The agenda (to be pursued in the future) includes potential regulatory proposals related to the issuance and sale of virtual currency assets, which are aimed at clarifying the regulatory framework of virtual currency assets and providing greater certainty to the market, SEC Chairman Paul Atkins said in a statement. "The key challenge during his term is to establish clear rules on the issuance, storage, and transaction of virtual currency assets, while cracking down on bad actors committing illegal activities."
"This regulatory agenda shows that a new day has opened for the SEC," he said. "The issues included in the agenda reflect the committee's renewed focus on supporting innovation, capital formation, market efficiency, and investor protection."
In July, Chairman Atkins said, "Most cryptocurrency assets are not securities," which was one of the big controversies raised in the market, and said, "We will not completely overturn the policy of the former Joe Biden administration and suppress it with unnecessary regulations." He said he would realize the "golden age of digital assets" in the U.S., which President Trump has emphasized, and predicted, "We will bring virtual asset companies that have left overseas to the U.S. due to pressure from previous government regulations."

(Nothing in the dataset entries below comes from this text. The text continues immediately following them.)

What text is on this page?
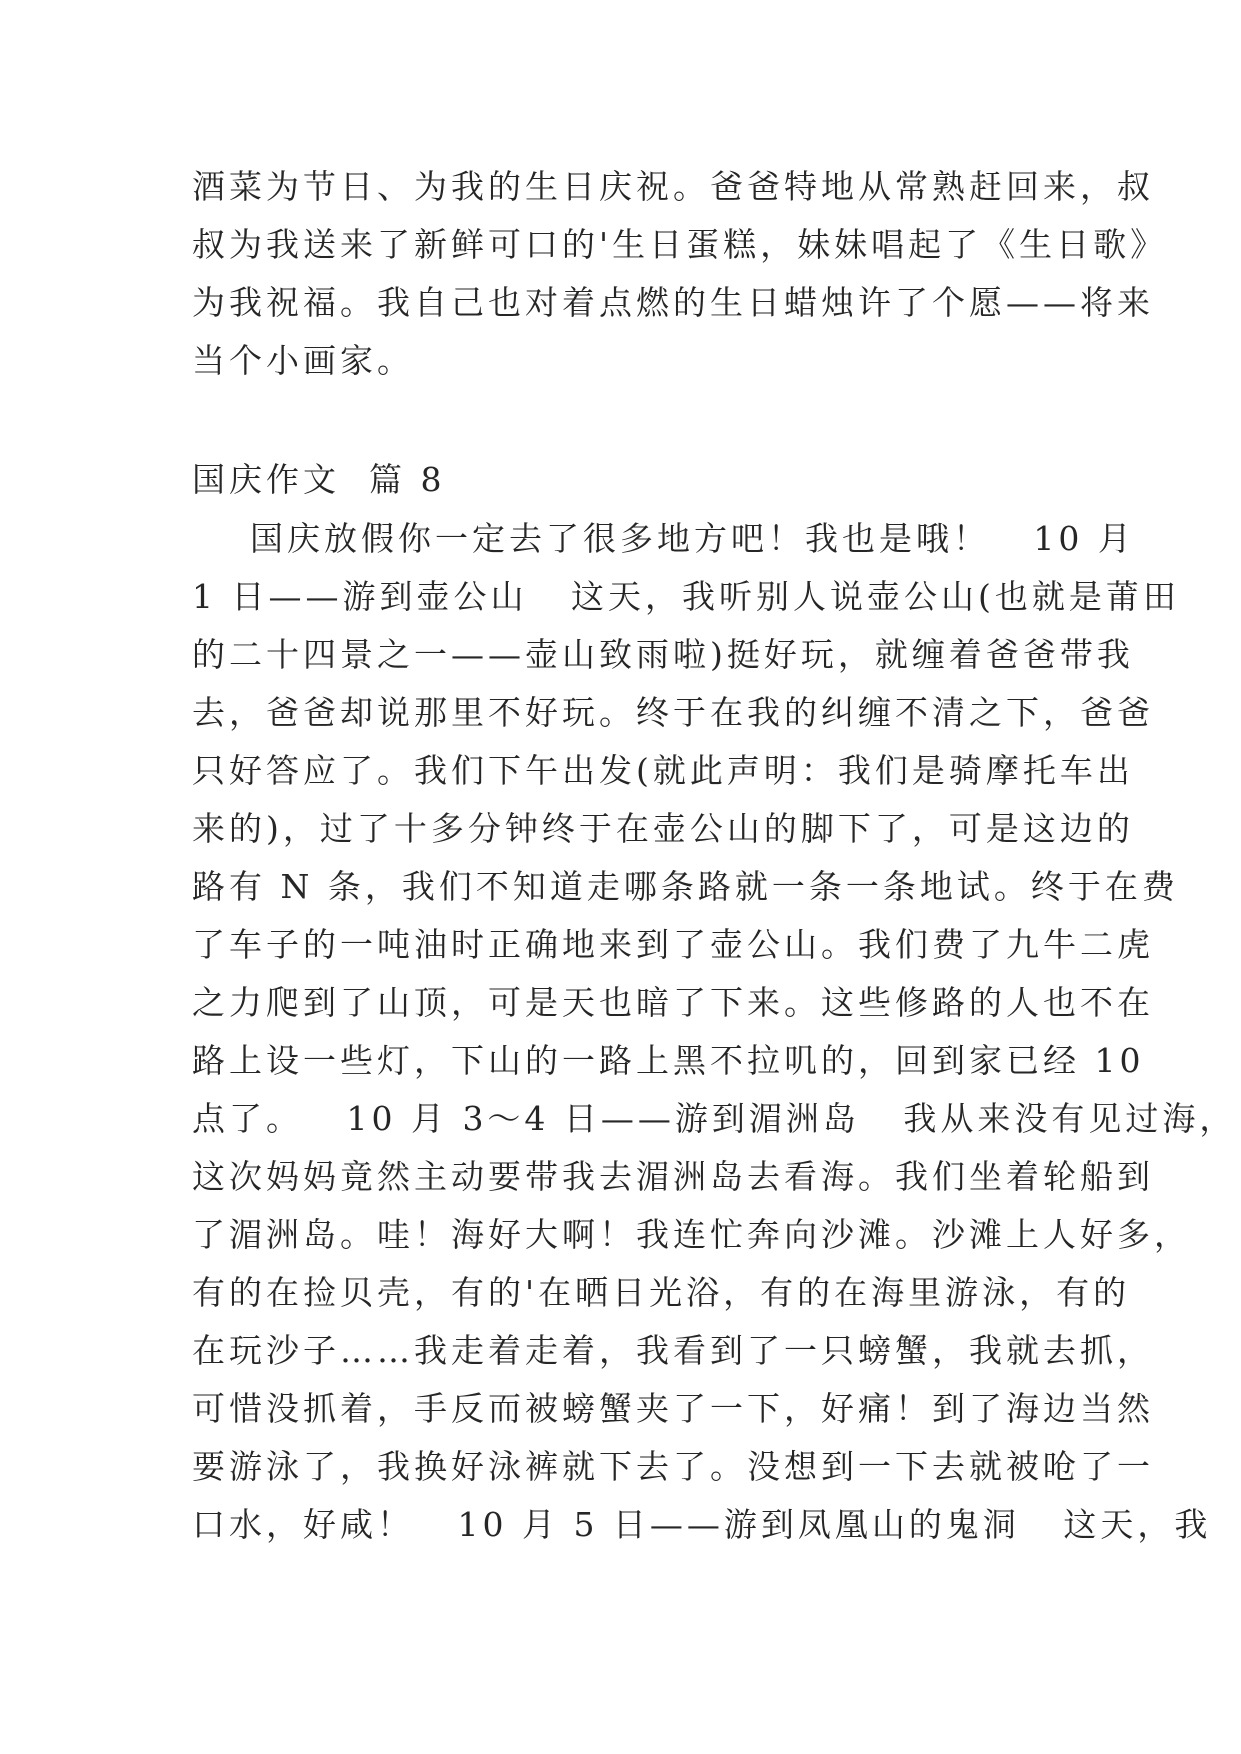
酒菜为节日、为我的生日庆祝。爸爸特地从常熟赶回来，叔
叔为我送来了新鲜可口的'生日蛋糕，妹妹唱起了《生日歌》
为我祝福。我自己也对着点燃的生日蜡烛许了个愿——将来
当个小画家。
国庆作文  篇 8
国庆放假你一定去了很多地方吧！我也是哦！   10 月
1 日——游到壶公山   这天，我听别人说壶公山(也就是莆田
的二十四景之一——壶山致雨啦)挺好玩，就缠着爸爸带我
去，爸爸却说那里不好玩。终于在我的纠缠不清之下，爸爸
只好答应了。我们下午出发(就此声明：我们是骑摩托车出
来的)，过了十多分钟终于在壶公山的脚下了，可是这边的
路有 N 条，我们不知道走哪条路就一条一条地试。终于在费
了车子的一吨油时正确地来到了壶公山。我们费了九牛二虎
之力爬到了山顶，可是天也暗了下来。这些修路的人也不在
路上设一些灯，下山的一路上黑不拉叽的，回到家已经 10
点了。   10 月 3～4 日——游到湄洲岛   我从来没有见过海，
这次妈妈竟然主动要带我去湄洲岛去看海。我们坐着轮船到
了湄洲岛。哇！海好大啊！我连忙奔向沙滩。沙滩上人好多，
有的在捡贝壳，有的'在晒日光浴，有的在海里游泳，有的
在玩沙子……我走着走着，我看到了一只螃蟹，我就去抓，
可惜没抓着，手反而被螃蟹夹了一下，好痛！到了海边当然
要游泳了，我换好泳裤就下去了。没想到一下去就被呛了一
口水，好咸！   10 月 5 日——游到凤凰山的鬼洞   这天，我
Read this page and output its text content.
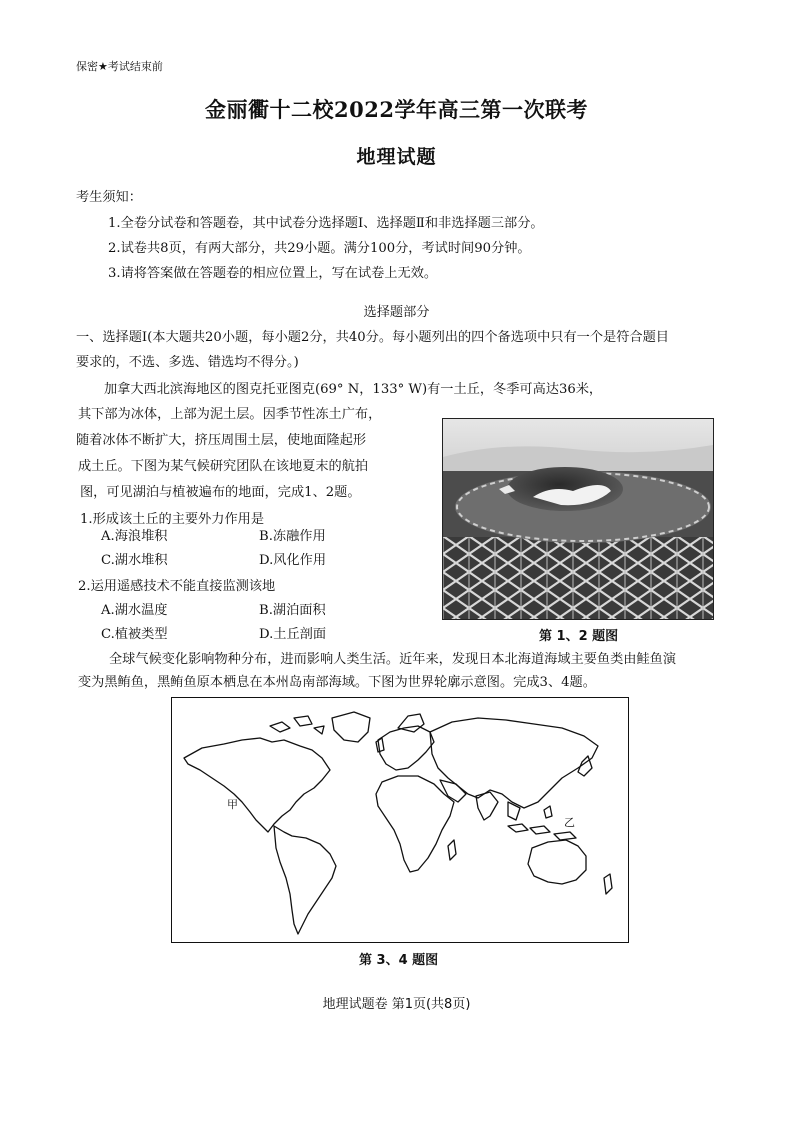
保密★考试结束前
金丽衢十二校2022学年高三第一次联考
地理试题
考生须知：
1.全卷分试卷和答题卷，其中试卷分选择题Ⅰ、选择题Ⅱ和非选择题三部分。
2.试卷共8页，有两大部分，共29小题。满分100分，考试时间90分钟。
3.请将答案做在答题卷的相应位置上，写在试卷上无效。
选择题部分
一、选择题Ⅰ(本大题共20小题，每小题2分，共40分。每小题列出的四个备选项中只有一个是符合题目
要求的，不选、多选、错选均不得分。)
加拿大西北滨海地区的图克托亚图克(69° N，133° W)有一土丘，冬季可高达36米，
其下部为冰体，上部为泥土层。因季节性冻土广布，
随着冰体不断扩大，挤压周围土层，使地面隆起形
成土丘。下图为某气候研究团队在该地夏末的航拍
图，可见湖泊与植被遍布的地面，完成1、2题。
1.形成该土丘的主要外力作用是
A.海浪堆积	B.冻融作用
C.湖水堆积	D.风化作用
2.运用遥感技术不能直接监测该地
A.湖水温度	B.湖泊面积
C.植被类型	D.土丘剖面	第 1、2 题图
全球气候变化影响物种分布，进而影响人类生活。近年来，发现日本北海道海域主要鱼类由鲑鱼演
变为黑鲔鱼，黑鲔鱼原本栖息在本州岛南部海域。下图为世界轮廓示意图。完成3、4题。
甲
乙
第 3、4 题图
地理试题卷 第1页(共8页)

The market believes that if the SEC's plan to reform its virtual currency policy is actually carried out, it will bring about a clear change in the overall investment environment. In particular, it is predicted that market participants' expectations will increase as virtual currency investment sentiment, which has been dampened by uncertainties and regulatory risks, has become more favorable. In addition, as the industry's long-requested connection with traditional finance and the inclusion of institutional areas are likely to accelerate, it is expected that customized rules will be prepared.
Reporter Lee Seung-hyung, trust@asiae.co.kr
They’ve taken a deregulatory approach, similar to how unnecessary regulations are lifted for startups.
It seems appropriate to view this not only as a measure for Bitcoin, but as a broader easing strategy for the overall market.
The outlook for the second half of the year and early next year is quite promising.